Many of you might think it will give you some level of satisfaction to inflict pain or worse on them. But will it? Someone has harmed your loved one, and you can’t take that back by harming the perpetrator. I can’t speak for anyone but myself, but some may feel some small sense of satisfaction exacting revenge, but it will be fleeting and not change the past. And who might it ultimately harm the most? At that point, seeking help for the victim is paramount because one’s momentary reaction to revenge will add to the mountain of harm already done to your loved one.
To be completely honest, I would feel much better if their harm came from their time hopefully spent in prison for their actions by someone else as it would not affect what I discuss in the next paragraph.
What conclusions have I come to? I have thought about it for many years, but last year when I wrote my book on Conflict Resolution, it struck me most, mainly when I would watch and play with my granddaughters. I thought if I was to react violently to anyone who harmed a loved one, odds are it will not be calculated but rather emotional, which rarely ends well. And while they may deserve it and more, my loved ones like my granddaughters are my priority above anyone or anything else. A momentary lapse of reason or judgement in that instance will probably bring me in front of a judge. And while a jury, judge or anyone might empathize with my actions, I am not comfortable enough with the justice system to keep me out of paying the price for my actions.

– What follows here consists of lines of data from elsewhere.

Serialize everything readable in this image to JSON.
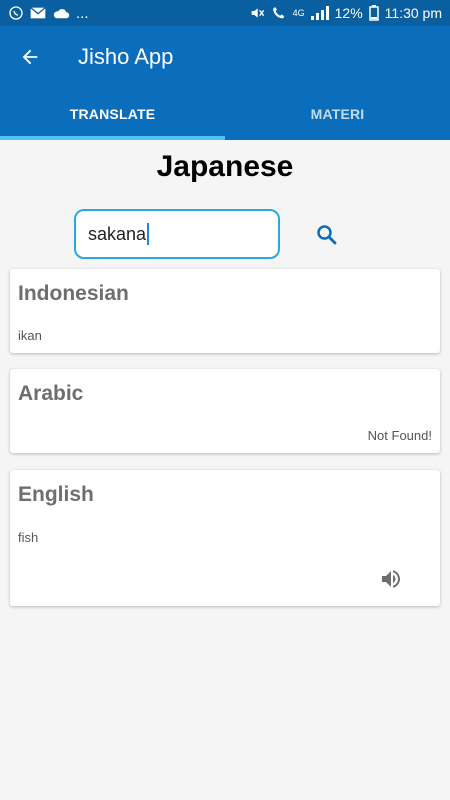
{
  "status": {
    "battery": "12%",
    "time": "11:30 pm",
    "network": "4G",
    "dots": "..."
  },
  "appbar": {
    "title": "Jisho App"
  },
  "tabs": [
    {
      "label": "TRANSLATE",
      "active": true
    },
    {
      "label": "MATERI",
      "active": false
    }
  ],
  "main": {
    "heading": "Japanese",
    "search": {
      "value": "sakana"
    }
  },
  "cards": [
    {
      "title": "Indonesian",
      "text": "ikan"
    },
    {
      "title": "Arabic",
      "text": "Not Found!"
    },
    {
      "title": "English",
      "text": "fish"
    }
  ]
}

Where would that land me? In jail, most likely, and if I am in prison, who have I hurt? I have hurt those I want to protect and be with, those I want to watch grow up and play with, help guide, or spend quiet time with. If I am in prison, I have taken all that away because I desired revenge above that.
I said I have spent a lot of time thinking about this and have come to these conclusions. Still, again I must be honest in saying I can’t know for sure how I would react, but I think spending this much time reflecting on it has been valuable as depressing a topic as it is even to be curious about.
You often hear people who have taken revenge say they would do it again in a heartbeat. I understand it, but I think we must look beyond that, much further to who it harms the most.